Yazara göre Boris Yeltsin’in ardından Vladimir Putin’in üç işe konsantre olması gerekiyordu. Başkanlığın hükmünü geçirmek, vatandaşlar için kabul edilebilir bir hayat seviyesi oluşturmak ve ülkenin toprak bütünlüğünü korumak. Aslında bu maddeler aşağı yukarı her devlet başkanının hedefleri, ancak miras yıllarca dünyanın süper gücü olarak gösterilen SSCB yönetimi olunca işler biraz farklılaşıyor.

Kitap klasik Putin biyografisinin ardından konuyu Kafkasya’ya getiriyor. Çiçeği burnunda devlet başkanının Kremlin’e gelir gelmez karşısındaki en önemli şeyin Çeçen krizi olduğunun altı çiziliyor. Putin de henüz başbakanlık koltuğundayken başlayan İkinci Çeçenya-Rusya Savaşı’nın onun kariyerini etkileyecek en önemli şey olduğunu anlamıştı.

O yıllarda milliyetçi dalgadan da yararlanan Putin, Çeçen direnişini kırmayı kafasına koymuştu. Sovyetlerin dağılmasının artık bir yerde önüne geçilmesi gerekiyordu, işte orası Çeçenya topraklarıydı. Küçük bir halk ve onun küçük bir ordusuna yenilen koskoca Rusya, ikinci savaşta işi daha sıkı tutacaktı.

Tabii bu sırada devlet mekanizmasında yapılan değişikliklerle sistem tek bir kişinin elinde toplanıyordu. Ülkenin ismi Rusya Federasyonu’ydu ama sistem bambaşka bir yere gidiyordu. Bu sırada Putin ülke dışına ihtişam, ülke içine ise istikrar vadediyordu. 2003-2008 yılları arasında sıradan vatandaşın maaşı dört katı değere çıkmıştı.

Bunlarla birlikte muhalifler teker teker bastırıldı, olmadı yok edildi, ortadan kaldırıldı. Kafkasya’daki Rus baskısına dair eleştirileriyle meşhur kadın gazeteci Anna Politkovskaya 7 Ekim 2006 tarihinde öldürüldü. Ülke tamamıyla Putin’in emrine girmiş, ikinci yol düşünülemez hale gelmişti.

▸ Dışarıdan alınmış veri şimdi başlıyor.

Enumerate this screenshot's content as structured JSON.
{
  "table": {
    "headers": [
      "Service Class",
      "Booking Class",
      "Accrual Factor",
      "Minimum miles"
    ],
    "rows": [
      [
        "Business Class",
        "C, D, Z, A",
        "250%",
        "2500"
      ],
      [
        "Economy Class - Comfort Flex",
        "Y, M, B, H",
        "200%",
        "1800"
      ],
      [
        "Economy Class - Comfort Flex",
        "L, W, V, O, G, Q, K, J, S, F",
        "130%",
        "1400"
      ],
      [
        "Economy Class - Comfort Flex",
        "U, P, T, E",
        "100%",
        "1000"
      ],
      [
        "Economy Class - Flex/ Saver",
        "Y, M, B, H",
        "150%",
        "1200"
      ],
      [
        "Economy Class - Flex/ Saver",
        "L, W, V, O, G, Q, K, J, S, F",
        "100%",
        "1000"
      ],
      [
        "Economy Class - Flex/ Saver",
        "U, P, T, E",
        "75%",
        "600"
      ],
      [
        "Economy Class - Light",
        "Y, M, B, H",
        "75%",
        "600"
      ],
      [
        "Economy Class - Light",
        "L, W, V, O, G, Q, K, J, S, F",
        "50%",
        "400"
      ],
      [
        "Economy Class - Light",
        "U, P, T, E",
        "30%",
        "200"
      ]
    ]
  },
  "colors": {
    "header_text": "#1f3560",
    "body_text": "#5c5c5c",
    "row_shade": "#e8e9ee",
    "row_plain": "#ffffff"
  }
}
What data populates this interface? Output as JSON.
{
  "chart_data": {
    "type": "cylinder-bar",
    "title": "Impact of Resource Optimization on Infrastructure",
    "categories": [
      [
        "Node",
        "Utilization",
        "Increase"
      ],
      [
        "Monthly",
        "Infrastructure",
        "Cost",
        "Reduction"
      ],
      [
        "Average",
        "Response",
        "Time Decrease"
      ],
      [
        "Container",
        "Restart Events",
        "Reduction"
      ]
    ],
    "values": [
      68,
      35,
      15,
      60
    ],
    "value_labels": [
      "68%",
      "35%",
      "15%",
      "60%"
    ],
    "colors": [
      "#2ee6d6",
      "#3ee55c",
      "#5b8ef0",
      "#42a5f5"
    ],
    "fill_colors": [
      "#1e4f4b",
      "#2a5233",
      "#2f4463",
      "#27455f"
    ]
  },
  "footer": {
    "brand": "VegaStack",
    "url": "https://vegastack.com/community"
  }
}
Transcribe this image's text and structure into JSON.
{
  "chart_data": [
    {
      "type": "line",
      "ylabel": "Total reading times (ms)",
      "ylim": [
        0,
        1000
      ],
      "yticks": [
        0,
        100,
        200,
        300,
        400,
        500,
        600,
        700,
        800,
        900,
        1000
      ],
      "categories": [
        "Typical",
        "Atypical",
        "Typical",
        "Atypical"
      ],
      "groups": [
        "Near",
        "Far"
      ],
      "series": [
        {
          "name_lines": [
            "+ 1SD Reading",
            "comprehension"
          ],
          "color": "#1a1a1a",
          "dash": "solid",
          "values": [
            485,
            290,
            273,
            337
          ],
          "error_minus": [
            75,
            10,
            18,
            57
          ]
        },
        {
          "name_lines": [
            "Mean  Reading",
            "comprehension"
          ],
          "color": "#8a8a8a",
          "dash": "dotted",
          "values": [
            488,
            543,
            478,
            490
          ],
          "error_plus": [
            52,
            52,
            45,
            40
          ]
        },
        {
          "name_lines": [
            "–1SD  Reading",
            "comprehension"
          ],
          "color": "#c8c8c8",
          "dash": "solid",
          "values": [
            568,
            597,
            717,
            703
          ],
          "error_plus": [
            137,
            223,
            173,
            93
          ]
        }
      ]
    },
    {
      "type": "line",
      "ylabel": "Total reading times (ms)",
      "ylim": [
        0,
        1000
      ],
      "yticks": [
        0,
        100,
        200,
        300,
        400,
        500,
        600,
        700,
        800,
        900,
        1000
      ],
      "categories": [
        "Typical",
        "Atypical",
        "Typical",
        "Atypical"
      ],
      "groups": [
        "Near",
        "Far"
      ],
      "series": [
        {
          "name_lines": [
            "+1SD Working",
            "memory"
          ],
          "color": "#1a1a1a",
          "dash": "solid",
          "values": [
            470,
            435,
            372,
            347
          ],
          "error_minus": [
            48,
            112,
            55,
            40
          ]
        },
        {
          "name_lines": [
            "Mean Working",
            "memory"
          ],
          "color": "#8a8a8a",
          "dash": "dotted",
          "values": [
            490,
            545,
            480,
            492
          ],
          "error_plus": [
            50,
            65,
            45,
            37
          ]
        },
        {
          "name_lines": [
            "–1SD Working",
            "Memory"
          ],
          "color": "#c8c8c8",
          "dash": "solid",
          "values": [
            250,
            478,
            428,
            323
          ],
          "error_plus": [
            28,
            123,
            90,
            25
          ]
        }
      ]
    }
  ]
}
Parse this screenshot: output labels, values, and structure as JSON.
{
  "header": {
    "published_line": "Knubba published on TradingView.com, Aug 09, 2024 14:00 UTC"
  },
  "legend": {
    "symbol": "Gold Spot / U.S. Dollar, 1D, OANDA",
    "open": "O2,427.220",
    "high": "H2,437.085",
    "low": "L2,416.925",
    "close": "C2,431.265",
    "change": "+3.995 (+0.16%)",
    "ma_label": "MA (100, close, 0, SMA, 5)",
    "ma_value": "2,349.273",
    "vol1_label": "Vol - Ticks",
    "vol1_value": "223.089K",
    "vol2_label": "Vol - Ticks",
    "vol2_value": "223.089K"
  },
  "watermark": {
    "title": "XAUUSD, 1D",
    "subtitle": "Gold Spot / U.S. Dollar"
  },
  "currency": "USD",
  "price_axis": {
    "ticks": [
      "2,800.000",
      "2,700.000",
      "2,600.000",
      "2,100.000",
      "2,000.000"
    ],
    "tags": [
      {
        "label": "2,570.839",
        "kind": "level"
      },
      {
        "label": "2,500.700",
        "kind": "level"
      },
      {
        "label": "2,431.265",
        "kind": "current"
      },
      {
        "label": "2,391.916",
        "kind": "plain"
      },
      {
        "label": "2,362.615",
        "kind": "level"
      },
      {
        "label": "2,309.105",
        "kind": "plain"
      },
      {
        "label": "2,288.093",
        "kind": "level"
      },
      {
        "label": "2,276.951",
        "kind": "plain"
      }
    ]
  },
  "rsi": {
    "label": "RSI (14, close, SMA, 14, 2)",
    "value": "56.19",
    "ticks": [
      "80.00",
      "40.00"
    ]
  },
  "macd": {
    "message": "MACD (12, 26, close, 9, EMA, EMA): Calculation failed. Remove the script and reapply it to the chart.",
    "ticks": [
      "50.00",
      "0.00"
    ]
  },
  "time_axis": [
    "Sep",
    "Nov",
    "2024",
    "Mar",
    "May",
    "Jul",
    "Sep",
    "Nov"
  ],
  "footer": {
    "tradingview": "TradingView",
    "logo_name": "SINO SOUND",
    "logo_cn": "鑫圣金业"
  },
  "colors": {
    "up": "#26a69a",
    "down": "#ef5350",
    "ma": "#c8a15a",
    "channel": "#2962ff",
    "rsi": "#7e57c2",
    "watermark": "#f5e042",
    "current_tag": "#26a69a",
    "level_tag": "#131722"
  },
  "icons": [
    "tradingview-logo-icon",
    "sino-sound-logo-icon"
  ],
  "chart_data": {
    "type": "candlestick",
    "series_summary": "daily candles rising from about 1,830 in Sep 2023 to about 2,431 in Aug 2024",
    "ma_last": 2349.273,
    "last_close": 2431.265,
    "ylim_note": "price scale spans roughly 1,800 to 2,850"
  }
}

Çeçen direnişinin kırılmasıyla özgüven patlaması yaşayan Putin iktidarı, Kosova’nın Sırbistan’dan ayrılarak bağımsızlık ilan edip Batı ülkeleri tarafından hızlıca tanınmasının hıncını Gürcistan’dan çıkaracaktı. 2008’de patlak veren savaşın ardından Rusya ekonomisi ağır bir darbe aldı.

Putin ekonomideki olmusuz gidişatı kıvrak siyasi manevralarla savuşturmaya çalıştı. Türk halkının Putin denince aklına gelen o meşhur görüntü, kameralar önünde bir fabrikatöre kağıt imzalatma sahnesi bu ekonomik krizin ardından Haziran 2009’da gerçekleşmesi bir tesadüf değildi.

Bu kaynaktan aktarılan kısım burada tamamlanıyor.